ㅡ Suponho que você esteja mais acostumado a ter calcinhas jogadas na sua cara do que perguntas. Perdão por estar interessada em outro lado seu.
Cruzo meus braços na altura do peito e não me escapa quando seu olhar se perde na curvatura dos meus s&ios saltando pelo discreto decote.
S@fado!
No meio da nossa conversa, ele se aproxima de mim, praticamente colando seu corpo ao meu. Não posso evitar as borboletas que fazem uma revoada no meu estômago e o calor que sobe para as minhas bochechas. Escapo para o lado para fugir de seu domínio, rezando para que ele não perceba como sua presença me afeta. O que provavelmente ele já sabe, mas nem morta eu confirmaria se ele perguntasse.
No entanto, ele começa a mudar seu jeito de me tratar. Não há malícia, sarcasmo ou deboche, como se ele tivesse percebido que estou aqui por ele, ao invés de dar em cima dele.
Infelizmente, quando penso que nossa conversa vai evoluir, ele diz que tem que voltar ao trabalho. Bom, não poderíamos ficar aqui conversando eternamente, apesar de me pegar desejando isso. Quanto mais eu monto esse quebra-cabeça que é Michael Denver, mais interessante ele se torna. O ápice é quando ele me agradece pelo café. Não consigo evitar a minha surpresa.
ㅡ Estou ouvindo coisas ou você acabou de me agradecer?
Isso foi um avanço incrível e eu até me aproximo dele em sua cadeira para encará-lo de perto.
É inacreditável uma coisa dessas!
O brilho que se acende em seu olhos claros me alerta de que me aproximei demais, pois o que vejo é puro desejo. Apesar disso, não consigo me afastar. É como uma necessidade extrema estar perto dele. Tocar seus lábios com os meus e desvendar tudo o que ainda não vi de seu corpo perfeito.
Oh, Amber Lee! Controle-se!
ㅡ Você parece chocada.
ㅡ Apenas surpresa.
ㅡ De uma forma boa ou ruïm?
ㅡ Gosto de surpresas.
Até eu me surpreendo com a minha resposta. Estar perto dele desperta um lado meu que eu nunca havia conhecido antes. A vontade enorme de explorar isso é quase sufocante.
ㅡ Bom saber. Tenho que trabalhar agora.
Fico decepcionada, porém sei que ele está certo. Estamos no trabalho, contudo não sei quando poderemos ter outra oportunidade assim. Endireito meu corpo e meus olhos vagam sobre sua mesa, na tentativa de capturar mais alguma informação sobre ele antes de ir embora. Acho adorável ver partituras, a música realmente é parte da essência dele. Então, vejo uma pasta com um “Confidencial” em vermelho gritante e um nome do que só pode ser uma empresa.
O que é Grupo MEI? Nunca ouvi falar…
Rapidamente, Michael cobre a etiqueta da pasta com a mão.
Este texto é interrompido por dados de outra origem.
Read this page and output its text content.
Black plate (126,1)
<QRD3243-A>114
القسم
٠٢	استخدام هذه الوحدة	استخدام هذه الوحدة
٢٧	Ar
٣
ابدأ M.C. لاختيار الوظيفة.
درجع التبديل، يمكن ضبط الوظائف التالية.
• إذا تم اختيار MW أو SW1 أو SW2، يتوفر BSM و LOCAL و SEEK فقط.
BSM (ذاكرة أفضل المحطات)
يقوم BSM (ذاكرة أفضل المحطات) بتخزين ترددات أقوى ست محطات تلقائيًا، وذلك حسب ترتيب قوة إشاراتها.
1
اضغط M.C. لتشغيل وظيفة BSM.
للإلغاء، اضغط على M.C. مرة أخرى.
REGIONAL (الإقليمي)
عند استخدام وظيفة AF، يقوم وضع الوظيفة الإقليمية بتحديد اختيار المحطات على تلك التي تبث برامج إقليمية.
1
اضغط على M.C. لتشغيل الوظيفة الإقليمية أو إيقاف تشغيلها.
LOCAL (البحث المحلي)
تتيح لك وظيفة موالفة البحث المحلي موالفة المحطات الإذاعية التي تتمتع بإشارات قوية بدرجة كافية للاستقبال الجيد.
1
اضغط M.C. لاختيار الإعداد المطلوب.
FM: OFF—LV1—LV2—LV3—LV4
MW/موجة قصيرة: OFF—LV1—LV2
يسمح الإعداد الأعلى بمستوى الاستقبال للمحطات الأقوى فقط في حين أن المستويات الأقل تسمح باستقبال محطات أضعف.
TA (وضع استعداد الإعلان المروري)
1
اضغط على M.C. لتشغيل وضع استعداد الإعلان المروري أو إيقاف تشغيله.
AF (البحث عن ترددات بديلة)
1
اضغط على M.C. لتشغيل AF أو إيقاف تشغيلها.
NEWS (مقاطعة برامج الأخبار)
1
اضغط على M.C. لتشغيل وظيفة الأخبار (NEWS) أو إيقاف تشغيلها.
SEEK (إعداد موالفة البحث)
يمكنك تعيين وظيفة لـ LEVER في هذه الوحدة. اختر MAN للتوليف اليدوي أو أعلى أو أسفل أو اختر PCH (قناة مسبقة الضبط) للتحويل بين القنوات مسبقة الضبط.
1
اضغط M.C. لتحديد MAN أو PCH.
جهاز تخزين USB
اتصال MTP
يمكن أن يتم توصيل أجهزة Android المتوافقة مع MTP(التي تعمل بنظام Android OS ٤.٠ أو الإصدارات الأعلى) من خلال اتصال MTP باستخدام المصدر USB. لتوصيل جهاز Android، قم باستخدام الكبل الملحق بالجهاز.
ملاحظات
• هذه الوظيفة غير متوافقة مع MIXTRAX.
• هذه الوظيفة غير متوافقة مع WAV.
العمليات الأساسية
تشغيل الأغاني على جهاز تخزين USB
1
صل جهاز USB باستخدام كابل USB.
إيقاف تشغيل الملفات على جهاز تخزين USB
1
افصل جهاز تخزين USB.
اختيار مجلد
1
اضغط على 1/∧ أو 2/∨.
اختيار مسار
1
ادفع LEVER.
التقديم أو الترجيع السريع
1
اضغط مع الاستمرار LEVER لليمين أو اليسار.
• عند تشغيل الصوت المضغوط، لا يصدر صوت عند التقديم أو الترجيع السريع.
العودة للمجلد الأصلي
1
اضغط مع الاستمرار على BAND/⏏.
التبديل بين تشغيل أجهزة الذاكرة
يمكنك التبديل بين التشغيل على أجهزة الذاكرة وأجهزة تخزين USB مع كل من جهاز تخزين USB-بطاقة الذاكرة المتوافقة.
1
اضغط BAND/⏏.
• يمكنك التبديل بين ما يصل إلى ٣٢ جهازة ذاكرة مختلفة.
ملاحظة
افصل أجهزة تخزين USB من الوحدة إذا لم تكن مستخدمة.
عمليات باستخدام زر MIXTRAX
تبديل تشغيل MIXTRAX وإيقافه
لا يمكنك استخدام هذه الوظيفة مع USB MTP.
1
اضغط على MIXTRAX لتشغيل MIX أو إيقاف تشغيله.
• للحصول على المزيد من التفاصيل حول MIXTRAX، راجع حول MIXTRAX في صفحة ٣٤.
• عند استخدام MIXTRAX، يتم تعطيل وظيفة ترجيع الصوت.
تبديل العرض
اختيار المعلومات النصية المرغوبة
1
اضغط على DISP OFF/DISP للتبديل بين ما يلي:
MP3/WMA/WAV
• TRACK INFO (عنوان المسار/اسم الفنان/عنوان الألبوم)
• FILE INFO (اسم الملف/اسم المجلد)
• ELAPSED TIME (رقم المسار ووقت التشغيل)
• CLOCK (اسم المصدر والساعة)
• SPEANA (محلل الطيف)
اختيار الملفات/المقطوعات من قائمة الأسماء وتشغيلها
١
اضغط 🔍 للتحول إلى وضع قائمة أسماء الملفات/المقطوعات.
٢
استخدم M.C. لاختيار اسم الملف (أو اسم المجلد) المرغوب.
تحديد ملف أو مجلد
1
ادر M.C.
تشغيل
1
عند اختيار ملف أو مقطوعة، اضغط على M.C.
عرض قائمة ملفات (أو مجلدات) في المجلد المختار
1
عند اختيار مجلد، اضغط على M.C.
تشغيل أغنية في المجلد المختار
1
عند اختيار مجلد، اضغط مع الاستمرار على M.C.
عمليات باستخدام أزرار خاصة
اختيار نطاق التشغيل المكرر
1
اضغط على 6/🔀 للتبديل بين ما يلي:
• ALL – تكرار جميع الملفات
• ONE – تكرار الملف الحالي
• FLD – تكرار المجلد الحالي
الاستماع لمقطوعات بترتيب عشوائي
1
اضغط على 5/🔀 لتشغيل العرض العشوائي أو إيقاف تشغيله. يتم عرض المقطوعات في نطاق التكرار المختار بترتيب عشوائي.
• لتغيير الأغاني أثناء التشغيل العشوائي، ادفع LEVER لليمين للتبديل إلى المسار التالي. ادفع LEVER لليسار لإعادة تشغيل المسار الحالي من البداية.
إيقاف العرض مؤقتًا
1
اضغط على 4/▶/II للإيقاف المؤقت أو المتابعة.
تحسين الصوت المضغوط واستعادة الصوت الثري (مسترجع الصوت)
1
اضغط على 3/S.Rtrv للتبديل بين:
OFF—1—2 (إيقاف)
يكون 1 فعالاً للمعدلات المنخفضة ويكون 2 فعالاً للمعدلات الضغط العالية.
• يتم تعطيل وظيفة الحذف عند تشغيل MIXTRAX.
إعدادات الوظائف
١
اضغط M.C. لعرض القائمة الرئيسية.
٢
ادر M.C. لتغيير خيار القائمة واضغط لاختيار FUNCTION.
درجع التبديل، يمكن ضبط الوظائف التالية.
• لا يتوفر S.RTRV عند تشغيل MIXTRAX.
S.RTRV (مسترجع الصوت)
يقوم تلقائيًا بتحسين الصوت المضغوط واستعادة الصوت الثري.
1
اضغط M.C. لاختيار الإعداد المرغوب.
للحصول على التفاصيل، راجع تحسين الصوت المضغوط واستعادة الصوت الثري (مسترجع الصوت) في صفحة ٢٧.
Seja lá o que for, ele não gostou de eu ter visto.
ㅡ Você é uma pequena fuxiqueira!
Voltamos à estaca zero, onde o grosseirão de plantão está de volta. Decido usar um pouco de sinceridade para aliviar a tensão.
ㅡ O que eu poderia estar procurando, além de uma forma de nos darmos bem, já que temos amigos em comum?
Por um milésimo de segundo, ele hesita. Como se o que eu disse tivesse atingido algo dentro dele. Porém, é só isso. Logo, ele volta a ser o Michael irritante e provocador.
ㅡ Você está interessada em mim, porém não quer admitir.
ㅡ Você é tão arrogante!
ㅡ É melhor você ir. Tenho outras coisas para fazer hoje e ser babá não é uma delas.
Mostro minha língua de descontentamento e decido ir embora. Queria que meus saltos ecoassem pelo piso, porém isso não acontece por causa do carpete.
Ele é o maior idïota que eu já conheci! Mesmo que me faça vibrar por dentro com apenas um olhar…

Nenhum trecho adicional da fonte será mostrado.